Jamiq Mosque, Sumenep

The two main beaches near Sumenep are Slopeng and Lombang. The former, which lies on the north coast some 21 km from the town, is a beautiful location with tall palm trees shading the edge of the beach. At weekends and on holidays Slopeng is popular with families from Sumenep, but otherwise it is quite deserted. A few of the local village people have set up stalls and offer fresh young coconuts and siwatan fruit, taken directly from the surrounding trees, to passing travellers.
At Lombang, on Madura's north eastern point, a long and narrow stretch of white sand is backed by short cemara trees. Aside from the occasional fisherman the beach is deserted, making it the perfect place for 'getting away from it all'.
A narrow but good road runs the whole way down Madura's attractive north coast, from Slopeng to Bangkalan.

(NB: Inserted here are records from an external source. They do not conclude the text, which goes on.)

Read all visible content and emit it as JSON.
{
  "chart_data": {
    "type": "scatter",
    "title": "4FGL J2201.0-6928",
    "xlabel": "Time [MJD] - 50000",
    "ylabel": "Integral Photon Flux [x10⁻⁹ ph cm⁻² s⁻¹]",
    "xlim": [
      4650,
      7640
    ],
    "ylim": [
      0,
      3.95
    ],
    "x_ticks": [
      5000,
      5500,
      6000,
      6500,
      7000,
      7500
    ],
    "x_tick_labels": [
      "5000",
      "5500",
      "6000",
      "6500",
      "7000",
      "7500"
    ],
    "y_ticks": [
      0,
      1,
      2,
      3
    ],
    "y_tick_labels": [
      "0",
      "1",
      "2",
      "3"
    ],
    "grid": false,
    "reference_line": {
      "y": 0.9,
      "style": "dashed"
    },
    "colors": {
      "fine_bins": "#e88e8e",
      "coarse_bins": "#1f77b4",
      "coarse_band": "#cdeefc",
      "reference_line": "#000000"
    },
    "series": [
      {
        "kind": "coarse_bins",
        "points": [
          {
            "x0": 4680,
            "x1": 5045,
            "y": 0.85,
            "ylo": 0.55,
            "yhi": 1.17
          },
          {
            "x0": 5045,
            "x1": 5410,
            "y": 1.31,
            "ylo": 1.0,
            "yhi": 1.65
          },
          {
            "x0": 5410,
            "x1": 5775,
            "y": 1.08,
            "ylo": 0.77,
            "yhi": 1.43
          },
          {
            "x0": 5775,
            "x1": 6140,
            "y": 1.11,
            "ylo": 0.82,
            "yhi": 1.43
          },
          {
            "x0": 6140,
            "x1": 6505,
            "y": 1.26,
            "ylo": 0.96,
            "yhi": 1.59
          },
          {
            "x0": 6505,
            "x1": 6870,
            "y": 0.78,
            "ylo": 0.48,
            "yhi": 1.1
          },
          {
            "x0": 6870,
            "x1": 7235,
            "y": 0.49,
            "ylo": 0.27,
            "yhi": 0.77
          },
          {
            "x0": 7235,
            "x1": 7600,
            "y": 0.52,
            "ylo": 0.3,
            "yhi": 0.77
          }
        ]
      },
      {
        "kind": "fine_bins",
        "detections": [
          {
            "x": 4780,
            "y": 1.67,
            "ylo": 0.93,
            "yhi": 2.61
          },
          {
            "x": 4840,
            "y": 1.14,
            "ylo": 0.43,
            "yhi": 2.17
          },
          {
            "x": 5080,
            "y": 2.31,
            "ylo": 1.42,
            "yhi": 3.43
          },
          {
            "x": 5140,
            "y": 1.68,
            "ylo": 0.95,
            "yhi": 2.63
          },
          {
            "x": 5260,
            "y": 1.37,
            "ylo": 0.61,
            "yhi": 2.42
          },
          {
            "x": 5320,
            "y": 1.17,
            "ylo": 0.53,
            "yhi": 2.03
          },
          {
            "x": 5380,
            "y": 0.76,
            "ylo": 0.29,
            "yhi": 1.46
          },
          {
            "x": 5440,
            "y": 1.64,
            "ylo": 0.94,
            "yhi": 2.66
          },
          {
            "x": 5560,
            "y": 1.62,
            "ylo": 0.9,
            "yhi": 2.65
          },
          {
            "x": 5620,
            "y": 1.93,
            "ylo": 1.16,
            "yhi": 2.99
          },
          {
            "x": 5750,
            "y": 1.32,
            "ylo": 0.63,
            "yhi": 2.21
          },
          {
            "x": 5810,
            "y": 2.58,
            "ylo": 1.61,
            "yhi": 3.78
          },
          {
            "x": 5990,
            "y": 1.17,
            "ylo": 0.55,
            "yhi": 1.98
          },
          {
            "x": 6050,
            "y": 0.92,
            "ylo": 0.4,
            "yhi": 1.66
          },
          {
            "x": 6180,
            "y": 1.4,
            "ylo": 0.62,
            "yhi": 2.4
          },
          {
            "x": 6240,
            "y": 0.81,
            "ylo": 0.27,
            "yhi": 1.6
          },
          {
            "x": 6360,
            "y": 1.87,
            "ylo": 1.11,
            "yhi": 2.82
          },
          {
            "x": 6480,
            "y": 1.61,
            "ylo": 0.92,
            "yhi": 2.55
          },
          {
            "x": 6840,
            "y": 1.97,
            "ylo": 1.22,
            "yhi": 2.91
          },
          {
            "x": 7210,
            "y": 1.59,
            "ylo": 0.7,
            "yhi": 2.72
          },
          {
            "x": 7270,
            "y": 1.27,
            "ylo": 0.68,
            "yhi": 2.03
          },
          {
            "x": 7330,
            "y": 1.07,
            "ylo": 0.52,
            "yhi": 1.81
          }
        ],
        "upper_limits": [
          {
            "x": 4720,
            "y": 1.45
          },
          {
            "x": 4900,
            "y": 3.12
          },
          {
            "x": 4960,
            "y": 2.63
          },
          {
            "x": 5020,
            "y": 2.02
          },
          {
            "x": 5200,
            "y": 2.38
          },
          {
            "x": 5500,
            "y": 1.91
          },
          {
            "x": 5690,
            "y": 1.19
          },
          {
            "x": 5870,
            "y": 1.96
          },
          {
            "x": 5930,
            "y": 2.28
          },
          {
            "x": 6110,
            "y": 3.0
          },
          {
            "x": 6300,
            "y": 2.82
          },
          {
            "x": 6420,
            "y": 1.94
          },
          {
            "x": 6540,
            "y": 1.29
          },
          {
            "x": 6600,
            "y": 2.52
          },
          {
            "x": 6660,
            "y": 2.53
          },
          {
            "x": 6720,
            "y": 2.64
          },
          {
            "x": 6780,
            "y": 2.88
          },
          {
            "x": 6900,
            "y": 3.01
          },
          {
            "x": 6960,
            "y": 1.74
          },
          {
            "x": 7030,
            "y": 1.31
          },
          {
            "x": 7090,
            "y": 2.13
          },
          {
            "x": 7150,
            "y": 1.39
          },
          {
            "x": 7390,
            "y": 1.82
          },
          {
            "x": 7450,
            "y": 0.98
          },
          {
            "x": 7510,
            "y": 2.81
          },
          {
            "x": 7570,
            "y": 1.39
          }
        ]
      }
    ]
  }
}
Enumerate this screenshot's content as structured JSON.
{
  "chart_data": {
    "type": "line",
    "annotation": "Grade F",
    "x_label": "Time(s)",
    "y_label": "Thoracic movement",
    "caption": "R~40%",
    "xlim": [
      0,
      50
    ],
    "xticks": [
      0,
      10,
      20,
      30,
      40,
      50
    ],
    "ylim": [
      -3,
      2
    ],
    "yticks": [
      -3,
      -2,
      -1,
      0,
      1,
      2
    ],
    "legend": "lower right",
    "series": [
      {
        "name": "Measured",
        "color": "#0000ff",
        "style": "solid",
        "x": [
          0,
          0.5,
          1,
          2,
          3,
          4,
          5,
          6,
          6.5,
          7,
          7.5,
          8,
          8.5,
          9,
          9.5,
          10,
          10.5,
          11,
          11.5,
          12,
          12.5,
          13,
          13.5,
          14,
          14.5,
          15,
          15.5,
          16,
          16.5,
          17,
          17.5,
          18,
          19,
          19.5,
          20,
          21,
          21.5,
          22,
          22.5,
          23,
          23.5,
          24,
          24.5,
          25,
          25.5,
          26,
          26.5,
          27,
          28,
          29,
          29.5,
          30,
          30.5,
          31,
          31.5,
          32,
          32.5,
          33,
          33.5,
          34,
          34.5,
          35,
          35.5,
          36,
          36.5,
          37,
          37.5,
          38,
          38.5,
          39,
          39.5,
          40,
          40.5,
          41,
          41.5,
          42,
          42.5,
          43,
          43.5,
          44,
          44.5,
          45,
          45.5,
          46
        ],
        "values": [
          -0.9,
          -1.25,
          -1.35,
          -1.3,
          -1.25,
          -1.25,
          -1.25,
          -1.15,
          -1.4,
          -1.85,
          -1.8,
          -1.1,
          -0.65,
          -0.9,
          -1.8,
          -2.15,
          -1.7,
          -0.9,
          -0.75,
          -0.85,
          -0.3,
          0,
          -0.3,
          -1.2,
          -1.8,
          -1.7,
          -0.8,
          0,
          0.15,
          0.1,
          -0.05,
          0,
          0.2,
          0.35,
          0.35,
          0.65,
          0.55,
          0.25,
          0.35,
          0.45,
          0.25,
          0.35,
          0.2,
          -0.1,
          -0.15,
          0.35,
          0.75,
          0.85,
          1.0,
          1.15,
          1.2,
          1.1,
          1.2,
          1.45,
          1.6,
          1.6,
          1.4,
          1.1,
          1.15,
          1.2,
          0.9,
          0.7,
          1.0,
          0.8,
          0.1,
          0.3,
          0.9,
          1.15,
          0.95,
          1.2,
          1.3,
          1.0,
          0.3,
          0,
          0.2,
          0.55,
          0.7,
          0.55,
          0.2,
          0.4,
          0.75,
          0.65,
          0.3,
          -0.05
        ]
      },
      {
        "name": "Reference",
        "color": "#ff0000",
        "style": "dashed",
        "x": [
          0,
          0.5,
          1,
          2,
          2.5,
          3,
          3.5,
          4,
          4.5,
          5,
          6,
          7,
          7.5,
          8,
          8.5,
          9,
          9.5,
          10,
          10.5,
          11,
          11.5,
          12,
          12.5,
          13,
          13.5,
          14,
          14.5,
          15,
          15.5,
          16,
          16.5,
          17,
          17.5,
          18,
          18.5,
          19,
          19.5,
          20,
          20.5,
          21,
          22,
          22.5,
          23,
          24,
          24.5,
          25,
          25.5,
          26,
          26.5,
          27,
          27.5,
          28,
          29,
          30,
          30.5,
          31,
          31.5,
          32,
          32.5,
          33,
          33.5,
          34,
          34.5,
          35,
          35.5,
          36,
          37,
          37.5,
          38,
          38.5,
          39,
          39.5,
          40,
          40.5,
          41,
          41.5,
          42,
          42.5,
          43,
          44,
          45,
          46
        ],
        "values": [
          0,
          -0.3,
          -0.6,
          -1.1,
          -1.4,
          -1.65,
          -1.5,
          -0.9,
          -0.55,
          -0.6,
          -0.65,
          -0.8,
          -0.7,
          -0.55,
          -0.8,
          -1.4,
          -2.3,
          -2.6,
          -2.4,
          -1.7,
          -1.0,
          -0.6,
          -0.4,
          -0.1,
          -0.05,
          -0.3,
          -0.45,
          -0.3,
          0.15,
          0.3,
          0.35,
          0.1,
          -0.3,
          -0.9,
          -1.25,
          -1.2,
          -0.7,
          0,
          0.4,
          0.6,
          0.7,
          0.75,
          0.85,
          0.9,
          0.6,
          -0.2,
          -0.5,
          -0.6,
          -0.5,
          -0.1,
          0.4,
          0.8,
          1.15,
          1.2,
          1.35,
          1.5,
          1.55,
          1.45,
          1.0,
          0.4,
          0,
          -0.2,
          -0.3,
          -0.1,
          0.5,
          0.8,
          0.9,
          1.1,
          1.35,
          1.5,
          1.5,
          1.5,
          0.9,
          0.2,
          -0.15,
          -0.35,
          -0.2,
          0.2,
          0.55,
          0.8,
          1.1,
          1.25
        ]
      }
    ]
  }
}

There are many small villages and quiet beaches to stop at on the way, in particular the fishing communities of Pasongsongan and Pasean, where narrow estuaries are packed solid with colourful sailing boats.
Before arriving at Bangkalan, which is the last major town before Kamal, it is well worth visiting the Aermata tomb of Ratu Ibu, who was the consort of Prince Cakraningrat I of Madura and a descendant of Sunan Giri, one of the famed Wali Songo, or 'nine saints', who originally propagated the Muslim religion in Java. The tomb, which is set on a hill about 4 km inland from the town of Arosbaya and approached by a long flight of steps, dates back to the mid 17th century.
Madura is also a well known centre for batik production and has its own unique style. In the performing arts, the island is famous for its topeng dalang, a mask dance/theatre, which at one time was only seen within the royal palace.